I previously asked this question in an AMA, but I'd like to pose it to the broader EA Forum community:
Do you believe that AGI poses a greater existential risk than other proposed x-risk hazards, such as engineered pandemics? Why or why not?
For background, it seems to me like the longtermist movement spends lots of resources (including money and talent) on AI safety and biosecurity as opposed to working to either discover or mitigate other potential x-risks such as disinformation and great power war. It also seems to be a widely held belief that transformative AI poses a greater threat to humanity's future than all other existential hazards, and I am skeptical of this. At most, we have arguments that TAI poses a big x-risk, but not arguments that it is bigger than every other x-risk (although I appreciate Nate's argument that it does outweigh engineered pandemics).

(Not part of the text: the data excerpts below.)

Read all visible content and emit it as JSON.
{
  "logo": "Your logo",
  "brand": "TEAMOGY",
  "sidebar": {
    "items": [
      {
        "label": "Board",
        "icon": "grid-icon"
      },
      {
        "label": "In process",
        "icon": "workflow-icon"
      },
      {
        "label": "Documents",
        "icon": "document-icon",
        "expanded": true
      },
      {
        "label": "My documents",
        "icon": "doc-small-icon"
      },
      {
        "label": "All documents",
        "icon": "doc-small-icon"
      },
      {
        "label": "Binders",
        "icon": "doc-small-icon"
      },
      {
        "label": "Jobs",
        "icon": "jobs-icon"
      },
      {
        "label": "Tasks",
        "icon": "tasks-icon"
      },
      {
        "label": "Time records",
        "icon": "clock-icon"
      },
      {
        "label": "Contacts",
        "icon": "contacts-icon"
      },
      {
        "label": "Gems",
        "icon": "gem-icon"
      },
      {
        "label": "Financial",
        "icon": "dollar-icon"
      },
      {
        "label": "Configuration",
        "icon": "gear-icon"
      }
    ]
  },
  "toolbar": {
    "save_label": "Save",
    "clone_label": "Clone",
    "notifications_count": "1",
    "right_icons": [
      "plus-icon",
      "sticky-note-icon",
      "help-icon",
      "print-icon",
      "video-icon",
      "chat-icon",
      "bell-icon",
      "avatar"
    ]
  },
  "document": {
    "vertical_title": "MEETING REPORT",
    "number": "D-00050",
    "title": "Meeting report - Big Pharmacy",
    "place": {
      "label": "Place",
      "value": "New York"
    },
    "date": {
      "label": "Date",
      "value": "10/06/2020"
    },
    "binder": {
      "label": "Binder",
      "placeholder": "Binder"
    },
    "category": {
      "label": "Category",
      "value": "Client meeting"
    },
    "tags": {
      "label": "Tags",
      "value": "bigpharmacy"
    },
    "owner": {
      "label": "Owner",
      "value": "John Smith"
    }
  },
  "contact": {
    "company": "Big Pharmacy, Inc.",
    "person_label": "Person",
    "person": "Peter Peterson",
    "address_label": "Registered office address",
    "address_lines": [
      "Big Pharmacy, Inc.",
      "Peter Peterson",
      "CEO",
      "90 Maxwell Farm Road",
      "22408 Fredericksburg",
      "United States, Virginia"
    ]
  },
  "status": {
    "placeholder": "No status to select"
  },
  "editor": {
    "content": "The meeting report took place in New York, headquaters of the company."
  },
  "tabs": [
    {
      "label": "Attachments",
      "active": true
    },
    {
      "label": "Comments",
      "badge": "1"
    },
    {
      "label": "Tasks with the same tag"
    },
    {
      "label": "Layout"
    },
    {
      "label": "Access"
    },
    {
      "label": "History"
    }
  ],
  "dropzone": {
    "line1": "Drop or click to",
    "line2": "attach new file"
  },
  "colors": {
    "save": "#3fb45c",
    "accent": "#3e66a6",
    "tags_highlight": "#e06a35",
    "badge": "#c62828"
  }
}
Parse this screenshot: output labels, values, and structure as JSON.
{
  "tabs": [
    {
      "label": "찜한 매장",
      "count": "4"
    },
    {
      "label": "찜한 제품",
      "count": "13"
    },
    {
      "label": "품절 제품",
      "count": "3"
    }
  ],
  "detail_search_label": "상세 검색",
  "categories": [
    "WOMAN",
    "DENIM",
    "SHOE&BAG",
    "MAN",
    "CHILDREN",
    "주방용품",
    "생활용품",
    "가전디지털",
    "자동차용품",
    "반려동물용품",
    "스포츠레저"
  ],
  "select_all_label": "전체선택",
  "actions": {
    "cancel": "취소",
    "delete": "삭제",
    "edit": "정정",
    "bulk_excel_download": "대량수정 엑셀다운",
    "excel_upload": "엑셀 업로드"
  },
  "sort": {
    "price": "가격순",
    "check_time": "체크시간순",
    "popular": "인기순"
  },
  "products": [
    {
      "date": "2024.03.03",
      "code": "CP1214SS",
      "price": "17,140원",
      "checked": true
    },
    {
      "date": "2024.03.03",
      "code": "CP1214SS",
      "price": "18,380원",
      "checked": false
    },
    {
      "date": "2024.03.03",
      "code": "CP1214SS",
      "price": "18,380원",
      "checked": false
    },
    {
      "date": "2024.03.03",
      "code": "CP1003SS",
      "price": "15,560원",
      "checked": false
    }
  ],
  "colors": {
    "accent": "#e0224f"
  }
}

It's important to distinguish existential risk (x-risk) from global catastrophic risk (GCR). Nuclear war and extreme climate change, for example, are much more likely to have survivors, so are mostly GCRs rather than x-risks. Similarly with engineered pandemics - it seems like they are more likely to be survivable by some fraction of humanity, down to the relatively slow speed of spread, and the possibility of countermeasures (you are only up against human level intelligence), compared to an unaligned AGI (you are up against superintelligence which could wipe out the human race in minutes).